I am an assistant professor of Sociology at the University of California, Berkeley. My primary research and teaching interests span the domains of global health, organizational studies, authoritarian states, and transnational advocacy.
Currently I am finishing my first book, tentatively titled Side Effects: The Transnational Doing and Undoing of AIDS Politics in China. The book builds upon my dissertation, which received the 2014 American Sociological Association Best Dissertation Award and the 2013 ProQuest Distinguished Dissertation Award. I also study long-term medical care and chronic diseases in China.

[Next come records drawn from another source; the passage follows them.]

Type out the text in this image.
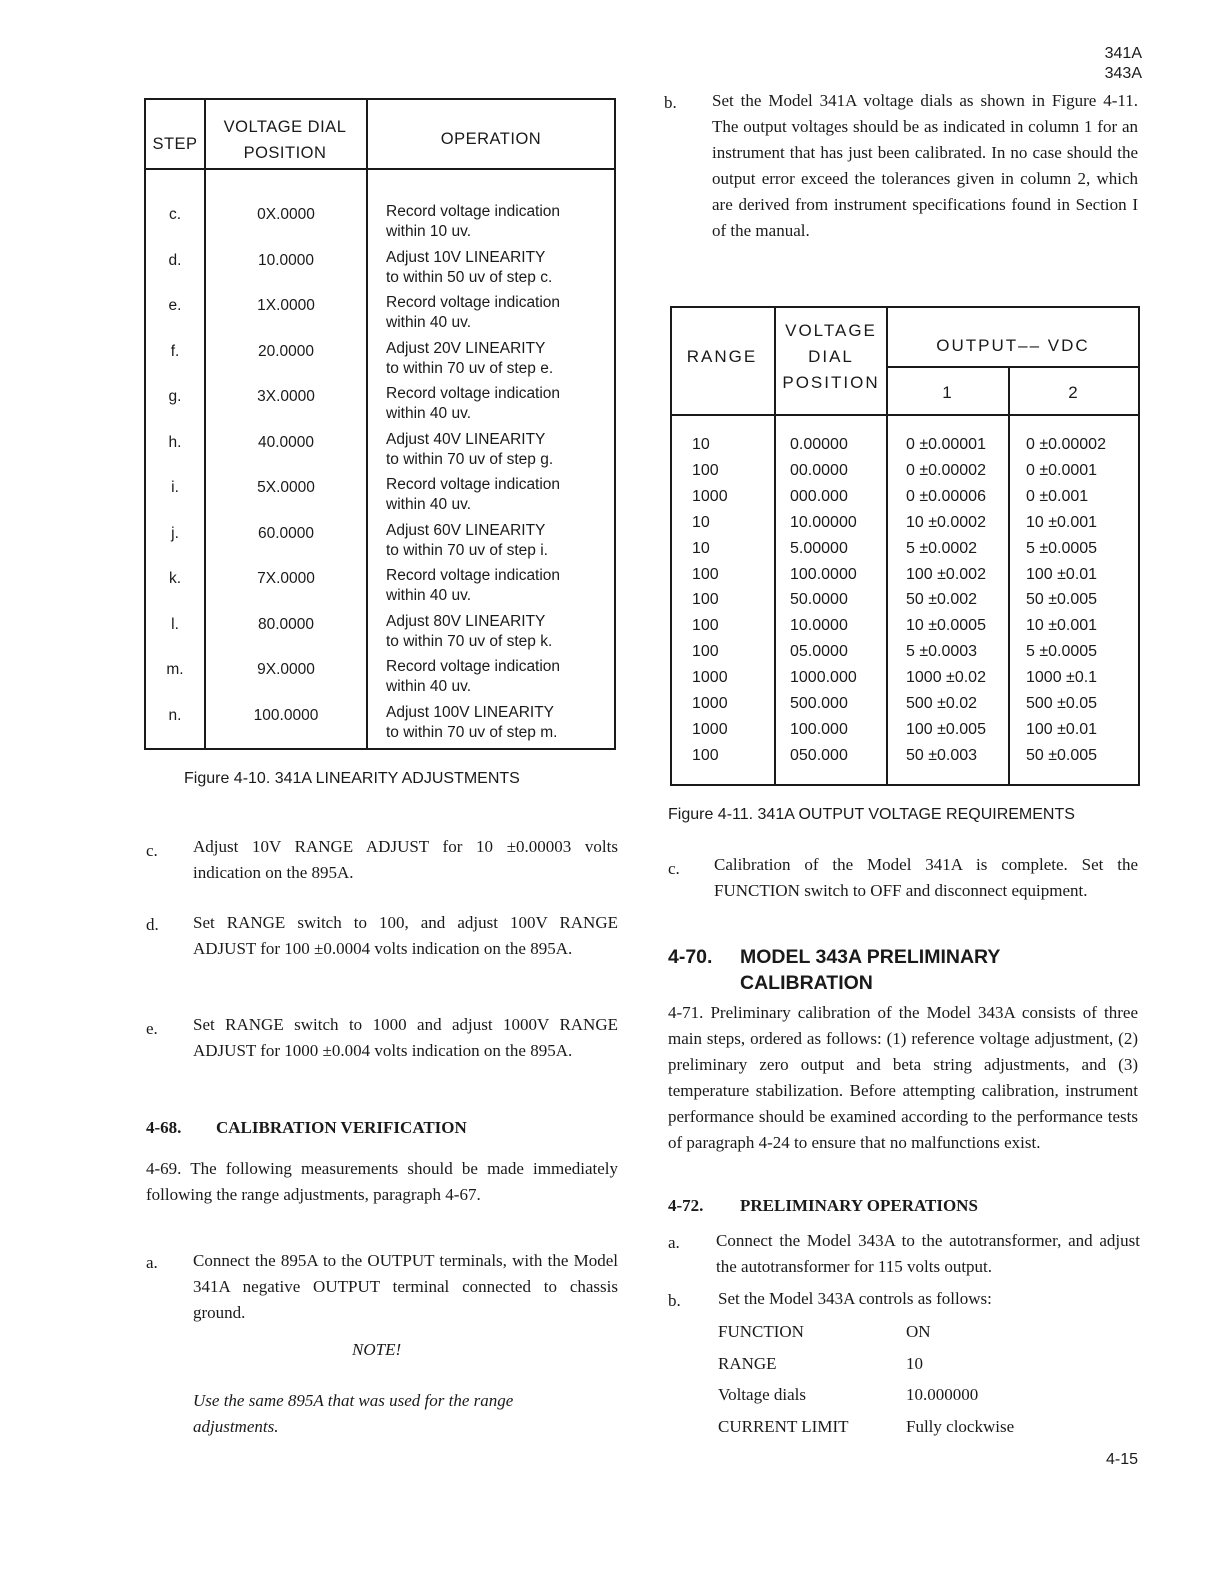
341A
343A
STEP
VOLTAGE DIAL POSITION
OPERATION
c.	0X.0000	Record voltage indication
within 10 uv.
d.	10.0000	Adjust 10V LINEARITY
to within 50 uv of step c.
e.	1X.0000	Record voltage indication
within 40 uv.
f.	20.0000	Adjust 20V LINEARITY
to within 70 uv of step e.
g.	3X.0000	Record voltage indication
within 40 uv.
h.	40.0000	Adjust 40V LINEARITY
to within 70 uv of step g.
i.	5X.0000	Record voltage indication
within 40 uv.
j.	60.0000	Adjust 60V LINEARITY
to within 70 uv of step i.
k.	7X.0000	Record voltage indication
within 40 uv.
l.	80.0000	Adjust 80V LINEARITY
to within 70 uv of step k.
m.	9X.0000	Record voltage indication
within 40 uv.
n.	100.0000	Adjust 100V LINEARITY
to within 70 uv of step m.
Figure 4-10. 341A LINEARITY ADJUSTMENTS
c. Adjust 10V RANGE ADJUST for 10 ±0.00003 volts indication on the 895A.
d. Set RANGE switch to 100, and adjust 100V RANGE ADJUST for 100 ±0.0004 volts indication on the 895A.
e. Set RANGE switch to 1000 and adjust 1000V RANGE ADJUST for 1000 ±0.004 volts indication on the 895A.
4-68. CALIBRATION VERIFICATION
4-69. The following measurements should be made immediately following the range adjustments, paragraph 4-67.
a. Connect the 895A to the OUTPUT terminals, with the Model 341A negative OUTPUT terminal connected to chassis ground.
NOTE!
Use the same 895A that was used for the range adjustments.
b. Set the Model 341A voltage dials as shown in Figure 4-11. The output voltages should be as indicated in column 1 for an instrument that has just been calibrated. In no case should the output error exceed the tolerances given in column 2, which are derived from instrument specifications found in Section I of the manual.
RANGE
VOLTAGE DIAL POSITION
OUTPUT–– VDC
1	2
10	0.00000	0 ±0.00001	0 ±0.00002
100	00.0000	0 ±0.00002	0 ±0.0001
1000	000.000	0 ±0.00006	0 ±0.001
10	10.00000	10 ±0.0002	10 ±0.001
10	5.00000	5 ±0.0002	5 ±0.0005
100	100.0000	100 ±0.002	100 ±0.01
100	50.0000	50 ±0.002	50 ±0.005
100	10.0000	10 ±0.0005	10 ±0.001
100	05.0000	5 ±0.0003	5 ±0.0005
1000	1000.000	1000 ±0.02	1000 ±0.1
1000	500.000	500 ±0.02	500 ±0.05
1000	100.000	100 ±0.005	100 ±0.01
100	050.000	50 ±0.003	50 ±0.005
Figure 4-11. 341A OUTPUT VOLTAGE REQUIREMENTS
c. Calibration of the Model 341A is complete. Set the FUNCTION switch to OFF and disconnect equipment.
4-70. MODEL 343A PRELIMINARY CALIBRATION
4-71. Preliminary calibration of the Model 343A consists of three main steps, ordered as follows: (1) reference voltage adjustment, (2) preliminary zero output and beta string adjustments, and (3) temperature stabilization. Before attempting calibration, instrument performance should be examined according to the performance tests of paragraph 4-24 to ensure that no malfunctions exist.
4-72. PRELIMINARY OPERATIONS
a. Connect the Model 343A to the autotransformer, and adjust the autotransformer for 115 volts output.
b. Set the Model 343A controls as follows:
FUNCTION	ON
RANGE	10
Voltage dials	10.000000
CURRENT LIMIT	Fully clockwise
4-15
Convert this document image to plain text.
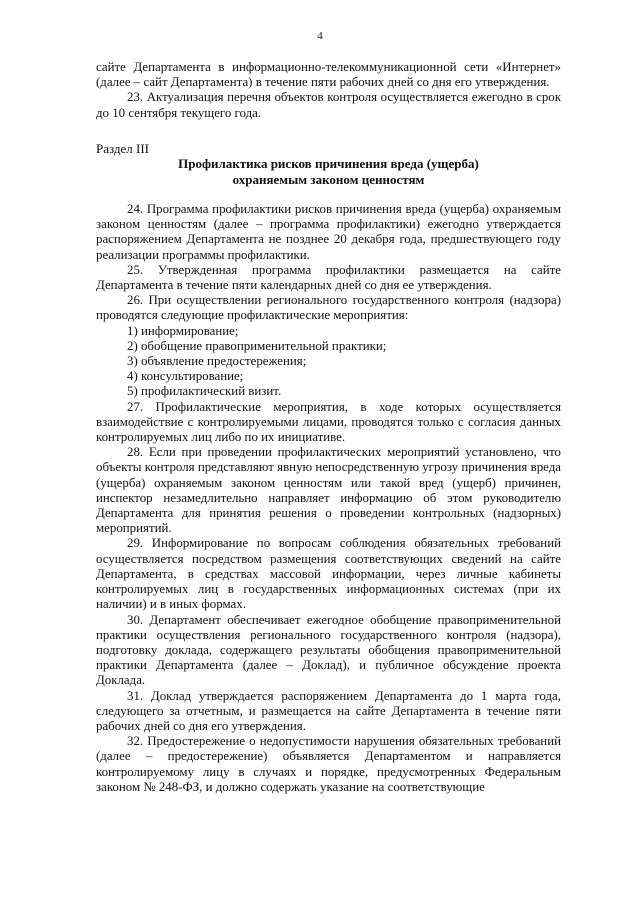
4

сайте Департамента в информационно-телекоммуникационной сети «Интернет» (далее – сайт Департамента) в течение пяти рабочих дней со дня его утверждения.

23. Актуализация перечня объектов контроля осуществляется ежегодно в срок до 10 сентября текущего года.

Раздел III

Профилактика рисков причинения вреда (ущерба)
охраняемым законом ценностям

24. Программа профилактики рисков причинения вреда (ущерба) охраняемым законом ценностям (далее – программа профилактики) ежегодно утверждается распоряжением Департамента не позднее 20 декабря года, предшествующего году реализации программы профилактики.

25. Утвержденная программа профилактики размещается на сайте Департамента в течение пяти календарных дней со дня ее утверждения.

26. При осуществлении регионального государственного контроля (надзора) проводятся следующие профилактические мероприятия:

1) информирование;

2) обобщение правоприменительной практики;

3) объявление предостережения;

4) консультирование;

5) профилактический визит.

27. Профилактические мероприятия, в ходе которых осуществляется взаимодействие с контролируемыми лицами, проводятся только с согласия данных контролируемых лиц либо по их инициативе.

28. Если при проведении профилактических мероприятий установлено, что объекты контроля представляют явную непосредственную угрозу причинения вреда (ущерба) охраняемым законом ценностям или такой вред (ущерб) причинен, инспектор незамедлительно направляет информацию об этом руководителю Департамента для принятия решения о проведении контрольных (надзорных) мероприятий.

29. Информирование по вопросам соблюдения обязательных требований осуществляется посредством размещения соответствующих сведений на сайте Департамента, в средствах массовой информации, через личные кабинеты контролируемых лиц в государственных информационных системах (при их наличии) и в иных формах.

30. Департамент обеспечивает ежегодное обобщение правоприменительной практики осуществления регионального государственного контроля (надзора), подготовку доклада, содержащего результаты обобщения правоприменительной практики Департамента (далее – Доклад), и публичное обсуждение проекта Доклада.

31. Доклад утверждается распоряжением Департамента до 1 марта года, следующего за отчетным, и размещается на сайте Департамента в течение пяти рабочих дней со дня его утверждения.

32. Предостережение о недопустимости нарушения обязательных требований (далее – предостережение) объявляется Департаментом и направляется контролируемому лицу в случаях и порядке, предусмотренных Федеральным законом № 248-ФЗ, и должно содержать указание на соответствующие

My new research project is set to conduct comparative cross-city research to examine the local experiences of global trends influencing the nonprofit sector. I am also working with the Stanford East Asian Library to create the first digital archive of Chinese grassroots NGOs that collects, preserves, and provides open access to the documentary outputs of NGOs, from physical to digital materials such as NGO websites, blogs, and message boards.
Before coming to Berkeley, I worked as an assistant professor of International Studies at Indiana University, Bloomington and a postdoctoral fellow at the Stanford Center on Philanthropy and Civil Society after receiving my joint Ph.D. in sociology and women’s studies from the University of Michigan. I also hold both a Master’s and a Bachelor’s degree in sociology from Beijing University in China. My previous research examined the intersection of globalization, organization, labor, gender, and sexualities. I was born and raised in southern China, where I developed my love for spicy food and aimless wandering.